Weapons of Mass Entertainment
Look at these adorable boys, proudly displaying what would become the two most violent weapons in modern society: guns and pointed fingers. In the old days, guns and fingers were used by children around the world to play completely innocent and fun games like, “Who Shall I Kill?..THAT ONE!” and “Point and Shoot”, the latter of which would go on to inspire a style of camera.
Over there. No, THERE! NO! THERE!
During the mid-20th century finger pointing was used by women to mock the stupid men in their lives. When this man couldn’t find the post office, which was clearly right in front of him, his wife used her finger to sarcastically direct him. The ‘smart-ass finger point’, as it was called, was usually accompanied by rolled eyes and a comment like, ‘It’s right THERE you idiot’.

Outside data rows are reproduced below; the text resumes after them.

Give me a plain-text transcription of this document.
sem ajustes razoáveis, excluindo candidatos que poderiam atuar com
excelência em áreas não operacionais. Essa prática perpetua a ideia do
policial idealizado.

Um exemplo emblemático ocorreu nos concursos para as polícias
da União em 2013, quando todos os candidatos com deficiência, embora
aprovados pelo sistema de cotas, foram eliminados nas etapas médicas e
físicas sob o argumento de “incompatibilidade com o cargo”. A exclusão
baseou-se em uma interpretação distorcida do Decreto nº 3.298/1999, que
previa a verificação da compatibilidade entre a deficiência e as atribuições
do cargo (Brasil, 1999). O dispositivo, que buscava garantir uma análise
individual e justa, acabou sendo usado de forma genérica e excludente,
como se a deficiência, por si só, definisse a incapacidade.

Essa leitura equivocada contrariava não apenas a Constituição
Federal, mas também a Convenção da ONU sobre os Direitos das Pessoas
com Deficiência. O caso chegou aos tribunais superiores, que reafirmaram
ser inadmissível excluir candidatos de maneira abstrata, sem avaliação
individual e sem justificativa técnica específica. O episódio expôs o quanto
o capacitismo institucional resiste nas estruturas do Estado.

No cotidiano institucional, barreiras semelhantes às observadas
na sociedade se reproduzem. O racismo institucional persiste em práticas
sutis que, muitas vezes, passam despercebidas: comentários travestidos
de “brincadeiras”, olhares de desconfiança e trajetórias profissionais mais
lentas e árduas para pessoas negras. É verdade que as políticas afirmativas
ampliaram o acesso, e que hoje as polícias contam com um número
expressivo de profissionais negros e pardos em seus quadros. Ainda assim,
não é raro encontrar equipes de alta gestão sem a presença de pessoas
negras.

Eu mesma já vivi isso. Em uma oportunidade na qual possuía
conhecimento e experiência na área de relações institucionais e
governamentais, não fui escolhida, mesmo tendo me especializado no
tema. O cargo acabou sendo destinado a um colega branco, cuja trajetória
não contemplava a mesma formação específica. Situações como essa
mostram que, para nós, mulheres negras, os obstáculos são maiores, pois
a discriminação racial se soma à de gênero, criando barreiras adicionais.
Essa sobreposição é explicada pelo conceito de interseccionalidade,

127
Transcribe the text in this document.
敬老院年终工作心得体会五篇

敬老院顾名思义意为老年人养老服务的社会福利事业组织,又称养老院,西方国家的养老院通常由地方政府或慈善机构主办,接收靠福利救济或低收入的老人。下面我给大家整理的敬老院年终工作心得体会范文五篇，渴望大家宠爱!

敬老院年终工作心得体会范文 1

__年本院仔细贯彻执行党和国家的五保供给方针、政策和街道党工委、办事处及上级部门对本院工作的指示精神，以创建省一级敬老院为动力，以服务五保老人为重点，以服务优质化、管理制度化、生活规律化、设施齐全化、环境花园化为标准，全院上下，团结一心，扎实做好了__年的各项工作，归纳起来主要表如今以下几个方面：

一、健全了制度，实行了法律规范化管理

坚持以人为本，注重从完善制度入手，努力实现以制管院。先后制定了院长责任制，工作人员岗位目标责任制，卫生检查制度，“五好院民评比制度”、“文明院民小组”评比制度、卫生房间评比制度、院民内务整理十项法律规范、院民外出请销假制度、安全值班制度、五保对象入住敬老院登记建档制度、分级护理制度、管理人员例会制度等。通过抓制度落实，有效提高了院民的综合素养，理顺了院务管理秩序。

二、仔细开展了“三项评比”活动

In a finger pointing stand-off that lasted 6 days, Lil’ Kevin refused to yield to authorities. Negotiation teams worked in shifts to try and fatigue the little guy into giving up his finger. After the sixth day, the police finally met Kevin’s demands for 100 packets of chocolate biscuits and 70 kilos of Milo.
For Growing Greater!
This Maltexo advertisement was the beginning of the end for friendly and useful finger pointing. If you don’t know what Maltexo is, it’s the protein shake of yesteryear, except instead of protein powder they use cod liver oil. The premise is that if you can eat it without vomiting up a vital organ, then you’re a stronger person. It obviously made an indelible impression on the youngster in the advertisement because I haven’t seen that much anger in a child’s eyes since Chucky.
A Finger Friend
I think the best way to re-introduce the finger point as a non-threatening hand gesture is to dress it up in cute outfits and socialise it at parties, staff kitchens and Bible groups. It’s also very important that you grow to love your own pointed finger, because finger-esteem is essential to the success of bringing it back.
As a very respected, famous person (and author of this article) once said, “Make your finger your friend, and you’ll have a finger for life.”